Dangote opened the plant in June, last year. It cost $600 million to build.
They also set-ablaze a court-room and government-owned vehicles and allegedly freed prisoners after torching a police station in the Bule Hora area, Fana Broadcasting Corporate reported.
The demonstrators were protesting against the deaths of about 100 people in a stampede on Sunday when police officers opened fire and lobbed teargas at celebrants during the annual Irrecha festival in Bishoftu on Sunday, Nigeria Daily News reported.
The latest wave of violence from the Oromia protests is likely to scare away investors in one of Africa’s fastest growing economies.
The attack on Africa’s second biggest cement producer comes barely a month after a similar attack on Esmeralda Farms Nederland, a Dutch-based flower farm in Amhara state, DutchNews.nl reported.
The government linked the attack to the ongoing Oromia protests. An irrigation system, borehole that also supplied locals with water, packaging halls, and storage rooms were destroyed in the assault.
The company estimated the damages at $7.8 million and shut-down in operations in the horn of Africa nation. The attackers also vandalized other flower-farms owned by Italians, Belgians, Indians and Israelis.
The Oromia protests started in November last year as the Oromo community, the largest tribe in Ethiopia protested against planned expansion of the administrative boundaries of Addis Ababa, the capital into their region.
The government stopped the plans in January but the demonstrations went on as the community protested against economic and political marginalization by the government, which is dominated by Tigrayans, a minority tribe.

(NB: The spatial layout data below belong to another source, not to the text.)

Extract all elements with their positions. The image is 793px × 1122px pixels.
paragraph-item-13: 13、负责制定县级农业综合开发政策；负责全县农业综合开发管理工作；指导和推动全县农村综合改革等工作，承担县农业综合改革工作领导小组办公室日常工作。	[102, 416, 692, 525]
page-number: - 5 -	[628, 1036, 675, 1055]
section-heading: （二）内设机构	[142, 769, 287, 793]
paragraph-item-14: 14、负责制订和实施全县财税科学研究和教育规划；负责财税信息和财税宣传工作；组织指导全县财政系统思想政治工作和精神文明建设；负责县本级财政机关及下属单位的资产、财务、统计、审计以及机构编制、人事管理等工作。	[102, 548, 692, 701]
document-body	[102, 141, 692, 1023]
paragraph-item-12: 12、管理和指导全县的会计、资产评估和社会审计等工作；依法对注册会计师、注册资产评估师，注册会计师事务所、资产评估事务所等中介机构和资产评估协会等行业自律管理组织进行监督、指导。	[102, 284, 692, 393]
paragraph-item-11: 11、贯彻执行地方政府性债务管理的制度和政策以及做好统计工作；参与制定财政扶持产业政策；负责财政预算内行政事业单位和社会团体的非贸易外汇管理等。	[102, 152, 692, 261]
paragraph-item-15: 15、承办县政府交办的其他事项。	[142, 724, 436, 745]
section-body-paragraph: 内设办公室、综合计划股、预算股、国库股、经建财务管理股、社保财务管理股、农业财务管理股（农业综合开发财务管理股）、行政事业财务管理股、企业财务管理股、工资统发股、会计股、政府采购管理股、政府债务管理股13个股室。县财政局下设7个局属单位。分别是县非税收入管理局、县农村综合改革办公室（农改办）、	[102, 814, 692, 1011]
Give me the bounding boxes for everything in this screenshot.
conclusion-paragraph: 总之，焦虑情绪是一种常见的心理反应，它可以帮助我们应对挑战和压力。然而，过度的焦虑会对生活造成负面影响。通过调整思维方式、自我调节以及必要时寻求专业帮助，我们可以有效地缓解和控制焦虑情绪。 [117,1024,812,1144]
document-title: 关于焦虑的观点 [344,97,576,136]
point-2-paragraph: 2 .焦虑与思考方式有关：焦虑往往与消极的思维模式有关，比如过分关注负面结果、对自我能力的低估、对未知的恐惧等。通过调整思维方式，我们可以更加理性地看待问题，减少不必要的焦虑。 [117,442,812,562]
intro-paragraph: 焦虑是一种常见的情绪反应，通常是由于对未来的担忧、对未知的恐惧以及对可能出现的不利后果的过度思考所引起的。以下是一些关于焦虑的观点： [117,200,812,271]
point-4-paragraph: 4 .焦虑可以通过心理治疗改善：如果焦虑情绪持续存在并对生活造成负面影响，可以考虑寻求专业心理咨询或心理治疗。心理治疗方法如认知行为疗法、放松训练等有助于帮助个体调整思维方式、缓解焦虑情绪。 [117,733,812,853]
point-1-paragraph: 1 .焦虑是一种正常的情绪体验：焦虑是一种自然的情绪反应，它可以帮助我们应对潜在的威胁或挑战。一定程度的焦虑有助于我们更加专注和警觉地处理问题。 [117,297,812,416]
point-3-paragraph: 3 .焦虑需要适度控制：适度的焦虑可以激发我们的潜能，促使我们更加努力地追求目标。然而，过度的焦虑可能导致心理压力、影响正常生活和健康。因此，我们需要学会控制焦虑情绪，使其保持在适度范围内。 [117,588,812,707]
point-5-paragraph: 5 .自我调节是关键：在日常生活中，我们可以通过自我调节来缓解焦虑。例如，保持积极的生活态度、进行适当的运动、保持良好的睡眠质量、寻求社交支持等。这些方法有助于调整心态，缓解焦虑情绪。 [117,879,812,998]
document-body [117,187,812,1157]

They have since spread from Oromia into Amhara state, which is home to the Amhara tribe, second largest ethnic group in the nation.
At least 500 people have been killed in the violent clashes since they began, according to data by Human Rights Watch.
The government has refuted the figures on the death toll. Opposition politicians have also been imprisoned on framed up charges of supporting terrorism.